しかし、ここにはそんな人はいない。公園を通りかかるときにふとそちらに目線を向けると、楽しそうに遊ぶ子たちが私の目に飛び込んできた。






気づけばその公園に足を踏み入れていた。私の目はその子達に釘付けだった。






しばらくすると、その子達はじゃんけんを始めた。





そして、負けた1人の子を残して、それぞれが散らばっていった。かくれんぼでも始めたのだろう。






もうあの子達を見始めて1時間くらい経っただろうか。私の心は疎外感に包まれていった。







周りの子達は、私のことは見て見ぬふりをしているようだ。それも当然か。ずっと自分達のこと見てる人なんて気持ち悪いもんね。







そうして、私の目は再び彼らの観察に戻った。






気がつけば、勝手に涙が出てきていた。





辛い、怖い。







誰か助けて――――





なんて、身勝手が過ぎる願いが私の心に芽生えた。





私は自ら周りとの縁を切ってしまった。もう後戻りはできない。



もう誰も、私を見てはくれない―――






「なにしてんだよ?」




突然、私の頭に、そんな声が降ってきた。





見上げると、そこには彼の顔があったのだ。





あの日、私を救ってくれたのは―――













「なにしてんだよ?」






私の手を凄まじい力で掴んできた手を払いのけた、その手の主… 天野春斗。





 

そのまま春斗は相手を睨み付けている。







「ッ…!なんだテメー…」





別の男が口を開く。




「おいおい、なに勘違いしてるのか知らないが、そこの女が先にぶつかってきたのが悪いんだぜ?」






「そうやっていちゃもんつけたいだけなら他所でやれよ。」





その口調から春斗の怒りが伝わってくる。






「は?お前年上に対する敬意とかもないのか?ガキが」




なんか論点がずれた気がする。まあ口を挟むことじゃないか。





「少なくともアンタらみたいな奴に払う敬意はねーよ。クソガキで悪かったな。」





「んだと…」





相手が殺気立ち、今にも殴りかかってきそうな雰囲気だ。






「ちょっとそこ!何やってるの!?」



そこに警備員らしき人物が割り込んできた。誰かが通報したのだろう。




「あー警備員さん、そこの子供たちがですね…」




春斗が説明を始めるより先に、相手の男が口を開いた。





このままだとまずい。結構ヤバイことになる。




そう思った矢先、私の手は彼によって引かれていた。







「子供たち…?ここにはいないようだが…」





「え?確かにそこに…」





後ろにそんな会話を聞きながら私たちは走った。





―――――




「はー危なかった…なんとか撒けたな」





周りの人もまばらになってきたところで春斗が立ち止まって言った。






「あの…ごめん」




私の中では春斗に謝らなければ、という気持ちしかなかった。勝手に付いてきたのに迷惑をかけるなんてとんでもない。
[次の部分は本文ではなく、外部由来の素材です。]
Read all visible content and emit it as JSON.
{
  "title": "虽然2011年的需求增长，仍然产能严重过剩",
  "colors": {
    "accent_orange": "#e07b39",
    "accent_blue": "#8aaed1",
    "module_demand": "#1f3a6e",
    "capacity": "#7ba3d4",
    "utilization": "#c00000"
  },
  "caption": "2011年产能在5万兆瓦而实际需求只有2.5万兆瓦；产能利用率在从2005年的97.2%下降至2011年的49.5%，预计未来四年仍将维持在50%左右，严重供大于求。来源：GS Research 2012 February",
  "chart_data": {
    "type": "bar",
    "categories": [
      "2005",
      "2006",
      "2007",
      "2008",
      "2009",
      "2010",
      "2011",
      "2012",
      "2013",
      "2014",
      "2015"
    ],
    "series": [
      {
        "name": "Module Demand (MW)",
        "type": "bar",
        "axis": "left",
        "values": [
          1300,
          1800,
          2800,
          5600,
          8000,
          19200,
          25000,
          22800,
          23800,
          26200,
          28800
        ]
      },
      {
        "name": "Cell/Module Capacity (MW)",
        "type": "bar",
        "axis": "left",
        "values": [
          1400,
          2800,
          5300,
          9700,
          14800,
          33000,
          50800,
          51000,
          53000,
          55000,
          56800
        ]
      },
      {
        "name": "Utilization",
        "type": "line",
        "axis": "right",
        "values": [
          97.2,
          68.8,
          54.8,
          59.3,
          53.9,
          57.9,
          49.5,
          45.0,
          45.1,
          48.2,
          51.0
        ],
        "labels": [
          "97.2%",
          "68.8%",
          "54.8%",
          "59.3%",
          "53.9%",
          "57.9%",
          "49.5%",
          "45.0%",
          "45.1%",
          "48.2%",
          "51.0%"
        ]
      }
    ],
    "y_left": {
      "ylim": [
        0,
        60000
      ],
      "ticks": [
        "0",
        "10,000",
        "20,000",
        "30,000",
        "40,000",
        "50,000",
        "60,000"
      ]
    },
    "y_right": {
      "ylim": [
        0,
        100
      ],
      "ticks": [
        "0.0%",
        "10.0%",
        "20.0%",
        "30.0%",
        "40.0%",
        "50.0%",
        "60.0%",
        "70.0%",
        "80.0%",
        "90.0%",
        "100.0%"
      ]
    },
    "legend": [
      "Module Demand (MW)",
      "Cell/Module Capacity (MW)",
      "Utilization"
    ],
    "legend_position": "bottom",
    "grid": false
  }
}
「いや…別に…今回は祭りっていうものの都合上仕方ないところもあるし…それに目を離した俺も悪かった。すまん。」







「いやいや、春斗が謝ることじゃないよ。迷惑かけたのは私の方なんだし…」







「いや…お前も怖い思いとか、しただろ…」






こういう気遣いができる優しさ。これが春斗の良いところだ。






しかしこうしていては埒が明かない。





「…お気遣いどうも…ってことで、暗い話は終わりにしよっか」






「そうだな」






そこで春斗はふと何かを思い出したように、



「あ。」


とつぶやいた。





「どうしたの?」





「焼きそば…」





「あ…」




どうやら2個買っていたらしい焼きそばは、2つ揃ってパックの中でグチャグチャになっていた。まあ激走したんだししょうがない。





「悪い…崩れちまった」






その崩れた焼きそばと深刻な春斗の表情があまりにもミスマッチで、どうしても笑いたくなってしまう。





「あはははは!」





ついにこらえきれず、私は笑いだした。




「なっ…!なんで笑うんだよ!?」





「いや~、カッコつかないなと思って…あははは!」





「うるせー!カッコつけたつもりねーよ!」







「どんなにカッコいいところ見せても最後が台無しだとモテないんだよー」





まあ、春斗がモテても私が困るんだけどね。






そんなこんなで私たちは2人並んでグチャグチャの焼きそばを食べた。